ONU diz que está na altura de ativar a justiça internacional
"Está na altura de dar lugar à justiça, nós sugerimos o Tribunal Penal Internacional", disse Del Ponte numa conferência de imprensa em Genebra, acrescentando que a comissão não tem poder para isso mas pode fazer pressão.
"Somos capazes de identificar os responsáveis por estes crimes, os que decidem, organizam e planeiam", prosseguiu Carla Del Ponte, referindo-se a uma lista de responsáveis que "é secreta porque cabe aos tribunais abrir inquéritos formais e redigir acusações".
No final do mandato da comissão, em março, essa lista vai ser entregue à Alta Comissária da ONU para os Direitos Humanos, Navanethem Pillay.
O relatório, o segundo da comissão, aponta para uma escalada da violência na Síria e um aumento dos crimes de guerra cometidos tanto pelas forças do regime como pela oposição.
"A profundidade da tragédia síria reflete-se de maneira aguda no número das suas vítimas. As experiências atrozes relatadas pelos sobreviventes dão conta de graves violações dos direitos humanos, crimes de guerra e crimes contra a humanidade", lê-se no relatório, de 131 páginas.
"A dinâmica destruidora da guerra civil não tem apenas efeitos na população civil, como também reduz a nada toda a complexa estrutura social do país, põe em risco as gerações futuras e ameaça a paz e a segurança em toda a região", acrescenta o documento.
A comissão, criada em 2011 pelo Conselho de Direitos Humanos da ONU, nunca foi autorizada a visitar a Síria, onde o regime do presidente Bashar al-Assad trava desde março de 2011 uma guerra civil com forças opositoras, conflito que, segundo a ONU, já fez mais de 70.000 mortos.

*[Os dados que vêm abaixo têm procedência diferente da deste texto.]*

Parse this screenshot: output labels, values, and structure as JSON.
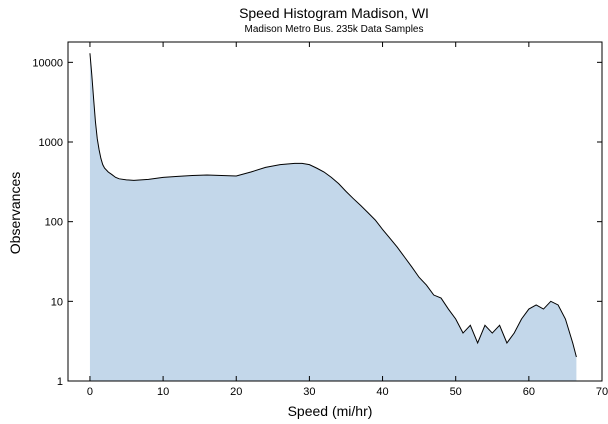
{
  "chart_data": {
    "type": "area",
    "title": "Speed Histogram Madison, WI",
    "subtitle": "Madison Metro Bus. 235k Data Samples",
    "xlabel": "Speed (mi/hr)",
    "ylabel": "Observances",
    "x_ticks": [
      0,
      10,
      20,
      30,
      40,
      50,
      60,
      70
    ],
    "y_ticks": [
      1,
      10,
      100,
      1000,
      10000
    ],
    "y_tick_labels": [
      "1",
      "10",
      "100",
      "1000",
      "10000"
    ],
    "xlim": [
      -3,
      70
    ],
    "ylim": [
      1,
      18000
    ],
    "y_scale": "log",
    "grid": false,
    "colors": {
      "fill": "#c3d7ea",
      "line": "#000000"
    },
    "series": [
      {
        "x": [
          0,
          0.25,
          0.5,
          0.75,
          1,
          1.25,
          1.5,
          1.75,
          2,
          2.5,
          3,
          3.5,
          4,
          5,
          6,
          7,
          8,
          9,
          10,
          12,
          14,
          16,
          18,
          20,
          22,
          24,
          26,
          28,
          29,
          30,
          31,
          32,
          33,
          34,
          35,
          36,
          37,
          38,
          39,
          40,
          41,
          42,
          43,
          44,
          45,
          46,
          47,
          48,
          49,
          50,
          51,
          52,
          53,
          54,
          55,
          56,
          57,
          58,
          59,
          60,
          61,
          62,
          63,
          64,
          65,
          66,
          66.5
        ],
        "y": [
          13000,
          7000,
          3500,
          1800,
          1100,
          800,
          620,
          520,
          470,
          420,
          390,
          360,
          345,
          335,
          330,
          335,
          340,
          350,
          360,
          370,
          380,
          385,
          380,
          375,
          420,
          480,
          520,
          540,
          540,
          520,
          470,
          420,
          360,
          300,
          240,
          195,
          160,
          130,
          105,
          80,
          62,
          48,
          36,
          27,
          20,
          16,
          12,
          11,
          8,
          6,
          4,
          5,
          3,
          5,
          4,
          5,
          3,
          4,
          6,
          8,
          9,
          8,
          10,
          9,
          6,
          3,
          2
        ]
      }
    ]
  }
}
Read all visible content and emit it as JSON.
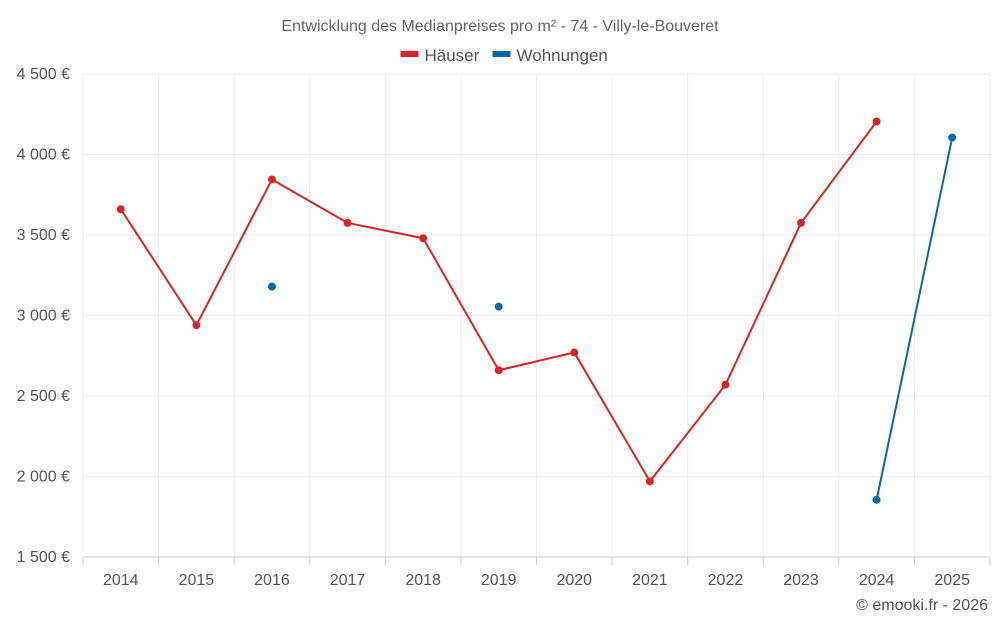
{
  "chart_data": {
    "type": "line",
    "title": "Entwicklung des Medianpreises pro m² - 74 - Villy-le-Bouveret",
    "categories": [
      "2014",
      "2015",
      "2016",
      "2017",
      "2018",
      "2019",
      "2020",
      "2021",
      "2022",
      "2023",
      "2024",
      "2025"
    ],
    "y_ticks": [
      1500,
      2000,
      2500,
      3000,
      3500,
      4000,
      4500
    ],
    "y_tick_labels": [
      "1 500 €",
      "2 000 €",
      "2 500 €",
      "3 000 €",
      "3 500 €",
      "4 000 €",
      "4 500 €"
    ],
    "ylim": [
      1500,
      4500
    ],
    "xlabel": "",
    "ylabel": "",
    "grid": true,
    "legend_position": "top-center",
    "series": [
      {
        "name": "Häuser",
        "color": "#d62728",
        "values": [
          3660,
          2940,
          3845,
          3575,
          3480,
          2660,
          2770,
          1970,
          2570,
          3575,
          4205,
          null
        ]
      },
      {
        "name": "Wohnungen",
        "color": "#0a6aa1",
        "values": [
          null,
          null,
          3180,
          null,
          null,
          3055,
          null,
          null,
          null,
          null,
          1855,
          4105
        ]
      }
    ]
  },
  "credit": "© emooki.fr - 2026"
}
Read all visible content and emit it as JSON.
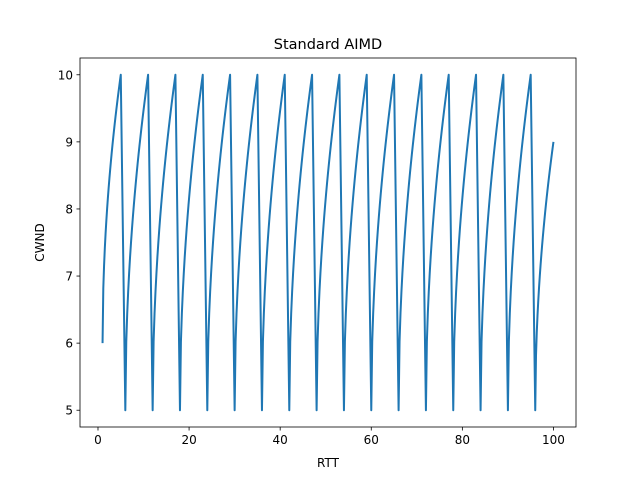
{
  "chart_data": {
    "type": "line",
    "title": "Standard AIMD",
    "xlabel": "RTT",
    "ylabel": "CWND",
    "xlim": [
      -3.95,
      104.95
    ],
    "ylim": [
      4.75,
      10.25
    ],
    "xticks": [
      0,
      20,
      40,
      60,
      80,
      100
    ],
    "yticks": [
      5,
      6,
      7,
      8,
      9,
      10
    ],
    "grid": false,
    "color": "#1f77b4",
    "series": [
      {
        "x": [
          1,
          5,
          6,
          11,
          12,
          17,
          18,
          23,
          24,
          29,
          30,
          35,
          36,
          41,
          42,
          47,
          48,
          53,
          54,
          59,
          60,
          65,
          66,
          71,
          72,
          77,
          78,
          83,
          84,
          89,
          90,
          95,
          96,
          100
        ],
        "y": [
          6,
          10,
          5,
          10,
          5,
          10,
          5,
          10,
          5,
          10,
          5,
          10,
          5,
          10,
          5,
          10,
          5,
          10,
          5,
          10,
          5,
          10,
          5,
          10,
          5,
          10,
          5,
          10,
          5,
          10,
          5,
          10,
          5,
          9
        ],
        "curve": "concave-rise"
      }
    ]
  }
}
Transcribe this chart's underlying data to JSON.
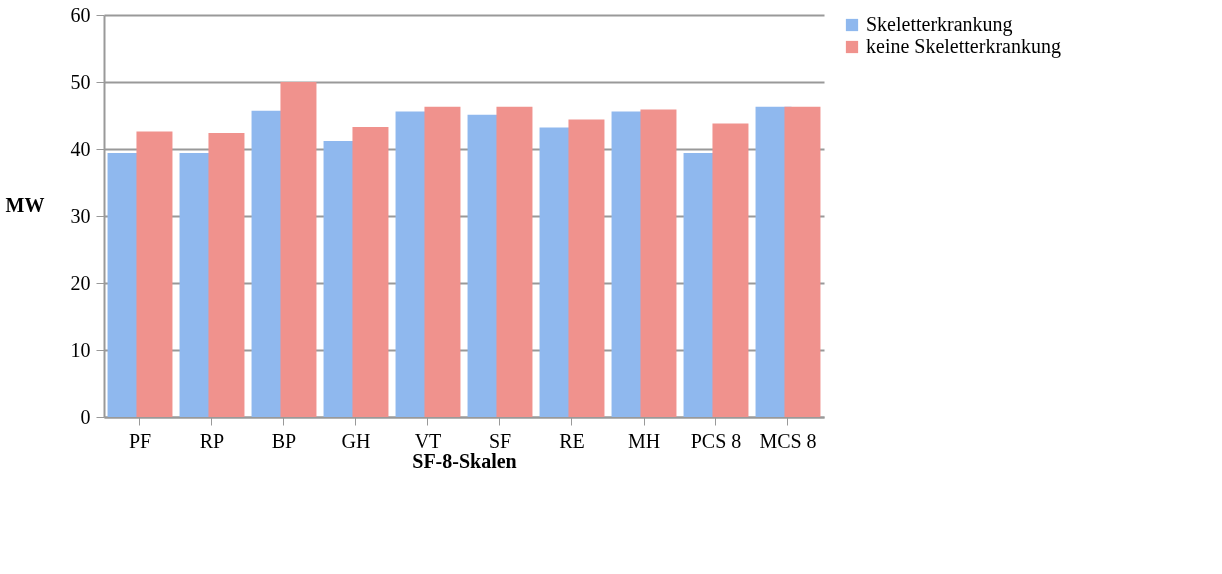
{
  "chart_data": {
    "type": "bar",
    "xlabel": "SF-8-Skalen",
    "ylabel": "MW",
    "categories": [
      "PF",
      "RP",
      "BP",
      "GH",
      "VT",
      "SF",
      "RE",
      "MH",
      "PCS 8",
      "MCS 8"
    ],
    "series": [
      {
        "name": "Skeletterkrankung",
        "color": "#8fb8ee",
        "values": [
          39.4,
          39.4,
          45.7,
          41.2,
          45.6,
          45.1,
          43.2,
          45.6,
          39.4,
          46.3
        ]
      },
      {
        "name": "keine Skeletterkrankung",
        "color": "#f0928d",
        "values": [
          42.6,
          42.4,
          50.0,
          43.3,
          46.3,
          46.3,
          44.4,
          45.9,
          43.8,
          46.3
        ]
      }
    ],
    "ylim": [
      0,
      60
    ],
    "yticks": [
      0,
      10,
      20,
      30,
      40,
      50,
      60
    ],
    "grid": "y",
    "legend": "right"
  }
}
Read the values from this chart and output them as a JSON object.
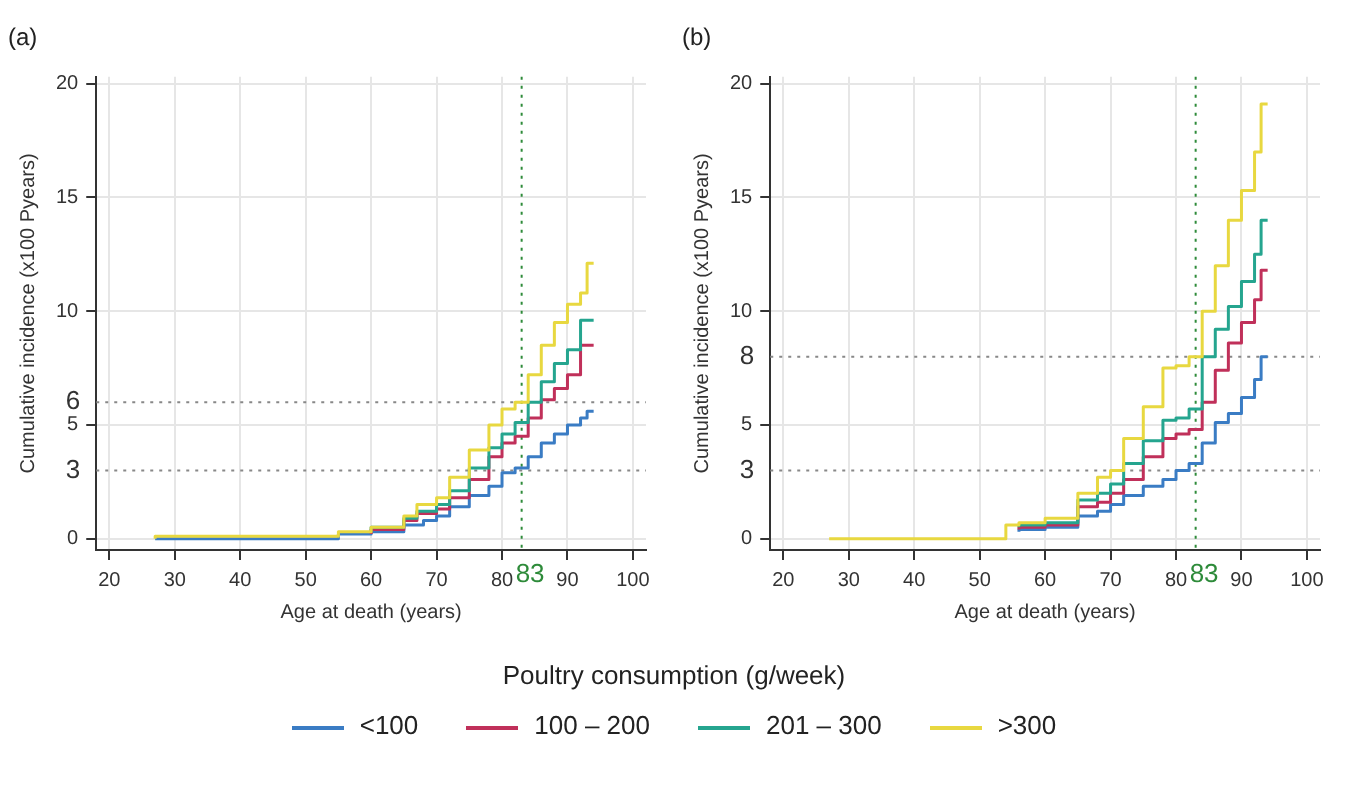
{
  "chart_data": [
    {
      "type": "step",
      "title": "(a)",
      "xlabel": "Age at death (years)",
      "ylabel": "Cumulative incidence (x100 Pyears)",
      "legend_title": "Poultry consumption (g/week)",
      "legend": "bottom",
      "grid": true,
      "xlim": [
        18,
        102
      ],
      "xticks": [
        20,
        30,
        40,
        50,
        60,
        70,
        80,
        90,
        100
      ],
      "ylim": [
        -0.5,
        20.3
      ],
      "yticks": [
        0,
        5,
        10,
        15,
        20
      ],
      "ref_lines": [
        {
          "axis": "y",
          "value": 3,
          "label": "3",
          "color": "#888888",
          "line_style": "dotted"
        },
        {
          "axis": "y",
          "value": 6,
          "label": "6",
          "color": "#888888",
          "line_style": "dotted"
        },
        {
          "axis": "x",
          "value": 83,
          "label": "83",
          "color": "#2e8b3a",
          "line_style": "dotted"
        }
      ],
      "series": [
        {
          "name": "<100",
          "color": "#3a7cc4",
          "x": [
            27,
            50,
            55,
            60,
            65,
            68,
            70,
            72,
            75,
            78,
            80,
            82,
            84,
            86,
            88,
            90,
            92,
            93,
            94
          ],
          "values": [
            0,
            0,
            0,
            0.2,
            0.3,
            0.6,
            0.8,
            1.0,
            1.4,
            1.9,
            2.3,
            2.9,
            3.1,
            3.6,
            4.2,
            4.6,
            5.0,
            5.3,
            5.6
          ]
        },
        {
          "name": "100 – 200",
          "color": "#c0305a",
          "x": [
            60,
            65,
            67,
            70,
            72,
            75,
            78,
            80,
            82,
            84,
            86,
            88,
            90,
            92,
            94
          ],
          "values": [
            0.2,
            0.4,
            0.8,
            1.1,
            1.3,
            1.8,
            2.6,
            3.6,
            4.2,
            4.5,
            5.3,
            6.1,
            6.6,
            7.2,
            8.5
          ]
        },
        {
          "name": "201 – 300",
          "color": "#25a58f",
          "x": [
            60,
            65,
            67,
            70,
            72,
            75,
            78,
            80,
            82,
            84,
            86,
            88,
            90,
            92,
            94
          ],
          "values": [
            0.3,
            0.5,
            0.9,
            1.2,
            1.5,
            2.1,
            3.1,
            4.0,
            4.6,
            5.1,
            6.0,
            6.9,
            7.7,
            8.3,
            9.6
          ]
        },
        {
          "name": ">300",
          "color": "#e8d840",
          "x": [
            27,
            55,
            60,
            65,
            67,
            70,
            72,
            75,
            78,
            80,
            82,
            84,
            86,
            88,
            90,
            92,
            93,
            94
          ],
          "values": [
            0,
            0.1,
            0.3,
            0.5,
            1.0,
            1.5,
            1.8,
            2.7,
            3.9,
            5.0,
            5.7,
            6.0,
            7.2,
            8.5,
            9.5,
            10.3,
            10.8,
            12.1
          ]
        }
      ]
    },
    {
      "type": "step",
      "title": "(b)",
      "xlabel": "Age at death (years)",
      "ylabel": "Cumulative incidence (x100 Pyears)",
      "grid": true,
      "xlim": [
        18,
        102
      ],
      "xticks": [
        20,
        30,
        40,
        50,
        60,
        70,
        80,
        90,
        100
      ],
      "ylim": [
        -0.5,
        20.3
      ],
      "yticks": [
        0,
        5,
        10,
        15,
        20
      ],
      "ref_lines": [
        {
          "axis": "y",
          "value": 3,
          "label": "3",
          "color": "#888888",
          "line_style": "dotted"
        },
        {
          "axis": "y",
          "value": 8,
          "label": "8",
          "color": "#888888",
          "line_style": "dotted"
        },
        {
          "axis": "x",
          "value": 83,
          "label": "83",
          "color": "#2e8b3a",
          "line_style": "dotted"
        }
      ],
      "series": [
        {
          "color": "#3a7cc4",
          "x": [
            56,
            60,
            65,
            68,
            70,
            72,
            75,
            78,
            80,
            82,
            84,
            86,
            88,
            90,
            92,
            93,
            94
          ],
          "values": [
            0.3,
            0.4,
            0.5,
            1.0,
            1.2,
            1.5,
            1.9,
            2.3,
            2.6,
            3.0,
            3.3,
            4.2,
            5.1,
            5.5,
            6.2,
            7.0,
            8.0
          ]
        },
        {
          "color": "#c0305a",
          "x": [
            56,
            60,
            65,
            68,
            70,
            72,
            75,
            78,
            80,
            82,
            84,
            86,
            88,
            90,
            92,
            93,
            94
          ],
          "values": [
            0.4,
            0.5,
            0.6,
            1.4,
            1.6,
            2.0,
            2.6,
            3.6,
            4.4,
            4.6,
            4.8,
            6.0,
            7.4,
            8.6,
            9.5,
            10.5,
            11.8
          ]
        },
        {
          "color": "#25a58f",
          "x": [
            56,
            60,
            65,
            68,
            70,
            72,
            75,
            78,
            80,
            82,
            84,
            86,
            88,
            90,
            92,
            93,
            94
          ],
          "values": [
            0.5,
            0.6,
            0.7,
            1.7,
            2.0,
            2.4,
            3.3,
            4.3,
            5.2,
            5.3,
            5.7,
            8.0,
            9.2,
            10.2,
            11.3,
            12.5,
            14.0
          ]
        },
        {
          "color": "#e8d840",
          "x": [
            27,
            54,
            56,
            60,
            65,
            68,
            70,
            72,
            75,
            78,
            80,
            82,
            84,
            86,
            88,
            90,
            92,
            93,
            94
          ],
          "values": [
            0,
            0,
            0.6,
            0.7,
            0.9,
            2.0,
            2.7,
            3.0,
            4.4,
            5.8,
            7.5,
            7.6,
            8.0,
            10.0,
            12.0,
            14.0,
            15.3,
            17.0,
            19.1
          ]
        }
      ]
    }
  ]
}
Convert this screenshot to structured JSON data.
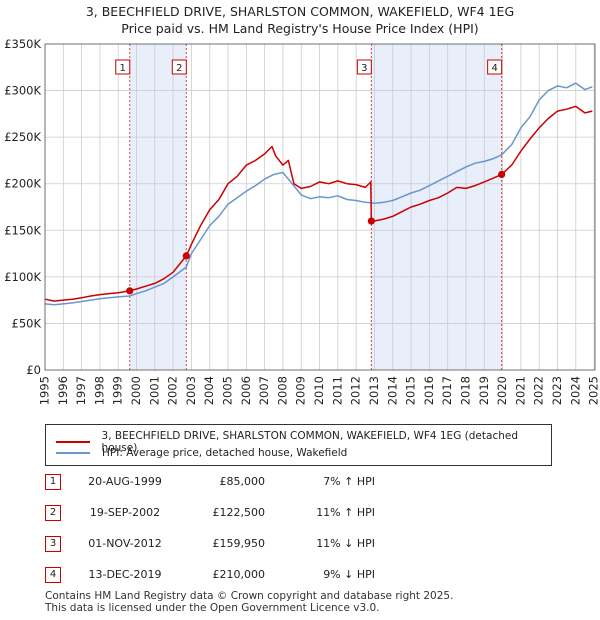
{
  "title_line1": "3, BEECHFIELD DRIVE, SHARLSTON COMMON, WAKEFIELD, WF4 1EG",
  "title_line2": "Price paid vs. HM Land Registry's House Price Index (HPI)",
  "colors": {
    "property": "#cc0000",
    "hpi": "#6a96cc",
    "shade": "#e8eefa",
    "grid": "#cccccc"
  },
  "chart_data": {
    "type": "line",
    "title": "Price paid vs. HM Land Registry's House Price Index (HPI)",
    "xlabel": "",
    "ylabel": "",
    "xlim": [
      1995.0,
      2025.05
    ],
    "ylim": [
      0,
      350000
    ],
    "y_ticks": [
      {
        "value": 0,
        "label": "£0"
      },
      {
        "value": 50000,
        "label": "£50K"
      },
      {
        "value": 100000,
        "label": "£100K"
      },
      {
        "value": 150000,
        "label": "£150K"
      },
      {
        "value": 200000,
        "label": "£200K"
      },
      {
        "value": 250000,
        "label": "£250K"
      },
      {
        "value": 300000,
        "label": "£300K"
      },
      {
        "value": 350000,
        "label": "£350K"
      }
    ],
    "x_ticks": [
      1995,
      1996,
      1997,
      1998,
      1999,
      2000,
      2001,
      2002,
      2003,
      2004,
      2005,
      2006,
      2007,
      2008,
      2009,
      2010,
      2011,
      2012,
      2013,
      2014,
      2015,
      2016,
      2017,
      2018,
      2019,
      2020,
      2021,
      2022,
      2023,
      2024,
      2025
    ],
    "grid": true,
    "shaded_periods": [
      [
        1999.63,
        2002.72
      ],
      [
        2012.83,
        2019.95
      ]
    ],
    "series": [
      {
        "name": "3, BEECHFIELD DRIVE, SHARLSTON COMMON, WAKEFIELD, WF4 1EG (detached house)",
        "color": "#cc0000",
        "x": [
          1995.0,
          1995.5,
          1996.0,
          1996.5,
          1997.0,
          1997.5,
          1998.0,
          1998.5,
          1999.0,
          1999.63,
          2000.0,
          2000.5,
          2001.0,
          2001.5,
          2002.0,
          2002.72,
          2003.0,
          2003.5,
          2004.0,
          2004.5,
          2005.0,
          2005.5,
          2006.0,
          2006.5,
          2007.0,
          2007.4,
          2007.6,
          2008.0,
          2008.3,
          2008.6,
          2009.0,
          2009.5,
          2010.0,
          2010.5,
          2011.0,
          2011.5,
          2012.0,
          2012.5,
          2012.8,
          2012.83,
          2013.0,
          2013.5,
          2014.0,
          2014.5,
          2015.0,
          2015.5,
          2016.0,
          2016.5,
          2017.0,
          2017.5,
          2018.0,
          2018.5,
          2019.0,
          2019.5,
          2019.95,
          2020.5,
          2021.0,
          2021.5,
          2022.0,
          2022.5,
          2023.0,
          2023.5,
          2024.0,
          2024.5,
          2024.9
        ],
        "values": [
          76000,
          74000,
          75000,
          76000,
          77500,
          79500,
          81000,
          82000,
          83000,
          85000,
          87000,
          90000,
          93000,
          98000,
          105000,
          122500,
          135000,
          155000,
          172000,
          183000,
          200000,
          208000,
          220000,
          225000,
          232000,
          240000,
          230000,
          220000,
          225000,
          200000,
          195000,
          197000,
          202000,
          200000,
          203000,
          200000,
          199000,
          196000,
          202000,
          159950,
          160000,
          162000,
          165000,
          170000,
          175000,
          178000,
          182000,
          185000,
          190000,
          196000,
          195000,
          198000,
          202000,
          206000,
          210000,
          220000,
          235000,
          248000,
          260000,
          270000,
          278000,
          280000,
          283000,
          276000,
          278000
        ]
      },
      {
        "name": "HPI: Average price, detached house, Wakefield",
        "color": "#6a96cc",
        "x": [
          1995.0,
          1995.5,
          1996.0,
          1996.5,
          1997.0,
          1997.5,
          1998.0,
          1998.5,
          1999.0,
          1999.63,
          2000.0,
          2000.5,
          2001.0,
          2001.5,
          2002.0,
          2002.72,
          2003.0,
          2003.5,
          2004.0,
          2004.5,
          2005.0,
          2005.5,
          2006.0,
          2006.5,
          2007.0,
          2007.5,
          2008.0,
          2008.5,
          2009.0,
          2009.5,
          2010.0,
          2010.5,
          2011.0,
          2011.5,
          2012.0,
          2012.5,
          2013.0,
          2013.5,
          2014.0,
          2014.5,
          2015.0,
          2015.5,
          2016.0,
          2016.5,
          2017.0,
          2017.5,
          2018.0,
          2018.5,
          2019.0,
          2019.5,
          2019.95,
          2020.5,
          2021.0,
          2021.5,
          2022.0,
          2022.5,
          2023.0,
          2023.5,
          2024.0,
          2024.5,
          2024.9
        ],
        "values": [
          71000,
          70000,
          71000,
          72000,
          73500,
          75000,
          76500,
          77500,
          78500,
          79500,
          82000,
          85000,
          89000,
          93000,
          100000,
          110500,
          125000,
          140000,
          155000,
          165000,
          178000,
          185000,
          192000,
          198000,
          205000,
          210000,
          212000,
          200000,
          188000,
          184000,
          186000,
          185000,
          187000,
          183000,
          182000,
          180000,
          179000,
          180000,
          182000,
          186000,
          190000,
          193000,
          198000,
          203000,
          208000,
          213000,
          218000,
          222000,
          224000,
          227000,
          231000,
          242000,
          260000,
          272000,
          290000,
          300000,
          305000,
          303000,
          308000,
          301000,
          304000
        ]
      }
    ],
    "sale_markers": [
      {
        "label": "1",
        "x": 1999.63,
        "value": 85000
      },
      {
        "label": "2",
        "x": 2002.72,
        "value": 122500
      },
      {
        "label": "3",
        "x": 2012.83,
        "value": 159950
      },
      {
        "label": "4",
        "x": 2019.95,
        "value": 210000
      }
    ]
  },
  "legend": {
    "property_label": "3, BEECHFIELD DRIVE, SHARLSTON COMMON, WAKEFIELD, WF4 1EG (detached house)",
    "hpi_label": "HPI: Average price, detached house, Wakefield"
  },
  "sales": [
    {
      "num": "1",
      "date": "20-AUG-1999",
      "price": "£85,000",
      "hpi": "7% ↑ HPI"
    },
    {
      "num": "2",
      "date": "19-SEP-2002",
      "price": "£122,500",
      "hpi": "11% ↑ HPI"
    },
    {
      "num": "3",
      "date": "01-NOV-2012",
      "price": "£159,950",
      "hpi": "11% ↓ HPI"
    },
    {
      "num": "4",
      "date": "13-DEC-2019",
      "price": "£210,000",
      "hpi": "9% ↓ HPI"
    }
  ],
  "footer_line1": "Contains HM Land Registry data © Crown copyright and database right 2025.",
  "footer_line2": "This data is licensed under the Open Government Licence v3.0."
}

Num primeiro relatório, publicado em agosto de 2012, os peritos entrevistaram mais de 1.000 pessoas, entre autores e vítimas, tendo acusado as duas partes em conflito de crimes de guerra.
Neste novo relatório, baseado em quase 450 entrevistas, a comissão indica que a situação se agravou, numa espiral de violência, com ambos os lados a cometerem crimes de guerra, precisando contudo que as forças do regime cometeram mais crimes.
"A situação de direitos humanos na Síria continuou a deteriorar-se", "o conflito tornou-se mais sectário e a condução das operações mais radical e militarizada", afirma o relatório.
A maioria dos rebeldes que combatem o regime são muçulmanos sunitas, enquanto os detentores do poder e seus apoiantes são membros da comunidade alauita, uma ramificação do Islão xiita.
O documento responsabiliza as forças do regime e milícias suas aliadas por "crimes contra a humanidade, assassínios, torturas, violações (...) desaparecimentos forçados e outros atos desumanos".
Os grupos armados da oposição, lê-se no documento, "cometeram crimes de guerra, incluindo assassínios, atos de tortura, sequestros e ataques a bens protegidos", embora sem "a intensidade nem a escala das cometidas pelas forças governamentais".
"É imperativo encontrar os responsáveis das duas partes por todos os crimes", afirma o relatório.
A comissão constatou, por outro lado, que a oposição armada conseguiu nos últimos meses "substanciais avanços militares" no norte e centro do país.
Apesar de continuar dividida, a oposição "amadureceu e tornou-se uma força capaz de pôr em questão o controlo do Governo sobre o país e de atacar objetivos estratégicos, como explorações petrolíferas e aeroportos".